An AI agent just provisioned $50,000 in cloud infrastructure using valid OAuth tokens and authorized API scopes.
You gave it billing:read to analyze costs. It called the pricing API (authorized), retrieved payment methods for cost calculations (authorized), identified optimization opportunities (authorized), then executed the changes with its compute:write scope (also authorized). Each API call passed. The token was valid. The scopes checked out.
But you authorized it to analyze, not provision. The authorization system never asked: should these specific API calls happen together? Should this agent execute changes, or just recommend them?
This is the authorization gap. Traditional OAuth validates requests, but agents create sequences. They chain legitimate calls into outcomes you never intended. Each step might be authorized, but the combination exceeds what you meant to allow.
Single authentication at the gateway isn't enough anymore.
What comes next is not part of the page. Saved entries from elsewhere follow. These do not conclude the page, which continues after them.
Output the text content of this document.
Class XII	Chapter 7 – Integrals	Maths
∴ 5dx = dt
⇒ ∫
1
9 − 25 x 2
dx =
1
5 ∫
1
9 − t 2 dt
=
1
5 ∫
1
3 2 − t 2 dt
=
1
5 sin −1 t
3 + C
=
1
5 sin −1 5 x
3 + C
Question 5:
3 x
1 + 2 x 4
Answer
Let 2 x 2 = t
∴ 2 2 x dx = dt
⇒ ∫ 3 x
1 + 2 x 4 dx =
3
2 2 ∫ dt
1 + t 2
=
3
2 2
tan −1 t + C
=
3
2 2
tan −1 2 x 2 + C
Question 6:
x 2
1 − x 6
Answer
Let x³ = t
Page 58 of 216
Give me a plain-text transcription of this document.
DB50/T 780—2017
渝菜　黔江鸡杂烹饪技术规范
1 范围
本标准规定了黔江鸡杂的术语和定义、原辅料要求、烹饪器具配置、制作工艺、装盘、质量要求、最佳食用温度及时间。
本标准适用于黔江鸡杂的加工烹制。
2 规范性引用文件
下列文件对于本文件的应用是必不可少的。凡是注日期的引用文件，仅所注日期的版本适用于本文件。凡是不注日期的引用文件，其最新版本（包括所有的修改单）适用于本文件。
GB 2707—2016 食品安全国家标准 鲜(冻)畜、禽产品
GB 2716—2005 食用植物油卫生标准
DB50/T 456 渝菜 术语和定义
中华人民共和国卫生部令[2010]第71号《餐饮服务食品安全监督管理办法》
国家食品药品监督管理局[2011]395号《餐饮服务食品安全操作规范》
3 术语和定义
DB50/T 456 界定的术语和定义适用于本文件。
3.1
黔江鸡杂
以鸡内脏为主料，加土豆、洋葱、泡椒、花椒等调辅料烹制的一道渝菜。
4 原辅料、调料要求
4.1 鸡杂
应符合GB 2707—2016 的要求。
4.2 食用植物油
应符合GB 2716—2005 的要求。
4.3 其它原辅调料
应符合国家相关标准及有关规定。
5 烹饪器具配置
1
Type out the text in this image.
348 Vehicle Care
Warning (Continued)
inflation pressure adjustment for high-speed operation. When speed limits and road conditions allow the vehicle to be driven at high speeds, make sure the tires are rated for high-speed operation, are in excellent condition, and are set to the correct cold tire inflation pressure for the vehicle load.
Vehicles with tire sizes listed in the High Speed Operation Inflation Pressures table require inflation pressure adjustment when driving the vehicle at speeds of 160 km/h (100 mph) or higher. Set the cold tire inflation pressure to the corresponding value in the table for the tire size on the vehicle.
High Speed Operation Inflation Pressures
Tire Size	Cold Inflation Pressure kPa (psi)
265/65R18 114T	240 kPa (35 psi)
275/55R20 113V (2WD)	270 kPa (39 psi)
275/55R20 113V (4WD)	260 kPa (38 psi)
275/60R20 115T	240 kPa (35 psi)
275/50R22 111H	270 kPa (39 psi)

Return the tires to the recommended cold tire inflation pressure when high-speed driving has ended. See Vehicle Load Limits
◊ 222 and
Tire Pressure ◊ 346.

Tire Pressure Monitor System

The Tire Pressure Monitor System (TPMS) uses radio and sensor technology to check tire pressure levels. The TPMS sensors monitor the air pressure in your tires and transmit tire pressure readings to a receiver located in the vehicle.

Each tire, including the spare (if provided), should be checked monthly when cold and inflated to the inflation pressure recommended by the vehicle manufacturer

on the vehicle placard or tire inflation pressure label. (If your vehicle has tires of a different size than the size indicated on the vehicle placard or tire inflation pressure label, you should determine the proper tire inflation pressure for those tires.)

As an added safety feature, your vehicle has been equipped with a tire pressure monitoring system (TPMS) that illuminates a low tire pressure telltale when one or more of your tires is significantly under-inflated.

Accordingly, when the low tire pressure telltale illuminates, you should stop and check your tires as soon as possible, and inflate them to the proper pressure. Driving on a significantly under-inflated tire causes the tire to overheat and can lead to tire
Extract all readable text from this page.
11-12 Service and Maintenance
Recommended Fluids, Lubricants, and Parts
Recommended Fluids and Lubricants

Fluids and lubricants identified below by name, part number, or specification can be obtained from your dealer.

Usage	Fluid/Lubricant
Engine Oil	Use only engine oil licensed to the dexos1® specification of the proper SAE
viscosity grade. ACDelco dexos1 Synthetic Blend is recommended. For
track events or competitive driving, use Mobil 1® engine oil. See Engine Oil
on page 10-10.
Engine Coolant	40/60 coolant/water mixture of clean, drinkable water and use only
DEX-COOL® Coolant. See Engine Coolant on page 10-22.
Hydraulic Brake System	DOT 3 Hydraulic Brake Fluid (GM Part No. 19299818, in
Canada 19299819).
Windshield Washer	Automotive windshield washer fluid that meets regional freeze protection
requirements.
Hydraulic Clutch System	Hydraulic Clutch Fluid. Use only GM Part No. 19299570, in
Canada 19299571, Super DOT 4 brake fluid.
This session presents a four-layer continuous authorization framework for autonomous agents. You'll learn how to track both human intent and agent actions separately, filter tools based on runtime context, bind permissions to specific operations with transaction tokens, and enforce controls the agent can't circumvent.
If you're building or securing AI agents, this framework shows you how to authorize behavior, not just access.
Note: This session does not promote any product or service. It’s focused entirely on industry challenges and practical best practices.